Radio GaGa

I appear to have missed a few days. I’m trying not to slip off the blogging wagon again.So this is a rant, sorry in advance, skip it if you want to.

I have about a 40 minute drive each way to get to work. I have a car with a cassette player that chews up cassettes. And other than that I have a slightly crappy radio. Which would be fine except that commercial radio is the worst thing in the world and it’s guaranteed to destroy your soul and make your brains melt out of your ears.

Like this –

Let me explain further.

There is no need for so many repeated adverts. Once or twice in a 40 minute journey should be fine. I will get the message. I have literally no idea what JCT600 is, but I know it was shouted at me from the radio innumerate times today. It makes me hate your product/service/business and makes me never want to patronise you EVER.

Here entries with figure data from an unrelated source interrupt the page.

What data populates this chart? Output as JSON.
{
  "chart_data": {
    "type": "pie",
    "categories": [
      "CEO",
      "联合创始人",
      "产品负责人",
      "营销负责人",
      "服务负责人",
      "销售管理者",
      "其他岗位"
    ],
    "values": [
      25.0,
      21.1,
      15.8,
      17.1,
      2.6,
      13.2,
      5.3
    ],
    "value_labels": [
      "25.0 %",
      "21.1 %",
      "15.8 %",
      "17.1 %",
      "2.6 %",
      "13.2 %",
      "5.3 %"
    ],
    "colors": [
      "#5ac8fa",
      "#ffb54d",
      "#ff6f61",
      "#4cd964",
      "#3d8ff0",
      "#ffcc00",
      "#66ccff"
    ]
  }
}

Incidentally. I am not against the armed forces per se, but I have one massive issue with them, and that is the reserves. We are not under attack, we do not need a standing army, and I don’t want my taxes to pay for them. I was approached once to join the RAF reserves and basically advertised to with stories of drunken hilarity and guns, all paid for. Which frankly, makes me sick. And now I’m having it blasted at me over the radio as well. I’ll tell you what, rather than joining the Navy reserve to “learn extra skills and gain new experiences” how about you do that by taking some time out and WORKING FOR A GOOD CAUSE.

Aside from the adverts, commercial radio has the most vapid hosts in the history of the world. I couldn’t care less whether or not you, male radio presenter, like One Direction more than your girlfriend. That is for you and her to work out. I should not have to be involved.

And aside from the adverts and the vapid hosts, comes the worst bit of commercial car radio. The music. It is repetitive, badly mixed with the rest of the program, and built up far too much. If you say a song is coming on NEXT, please put it on NEXT, not in 10 minutes after 4 other apparently inferior songs and a host of mindless drivel parading itself as adverts. The same applies if you say a song is COMING UP or AFTER THIS. Don’t lie to me. Don’t lie to your listeners, why would that ever be productive?

These are the stations my radio receives here in West Yorkshire, and this is what I think of them:

BBC Radio 1 – will hardly ever tune in, I’ve never heard any of the music and the host is being pretentious and hipsterish about it anyway.

BBC Radio 2 – not in my car apparently.

BBC Radio 3 – as above. I don’t even honestly know whether Radio 3 exists.

Leeds Radio Aire – Trying too hard to appeal to a young audience, specifically through constant playing of Olly Murs (who is actually not bad, but please, ONCE per journey, thank you)

Capital FM – The radio station with the most acceptable taste in music and the worst taste in hosts.

Classic FM – I can receive Classic FM no matter where I am, which is slightly wonderful because I love classical music, but slightly awful because any time the host cuts in I instantly feel guilty for not having a clue who the composer of the piece is.

OK, rant over. Feeling much better now, thanks.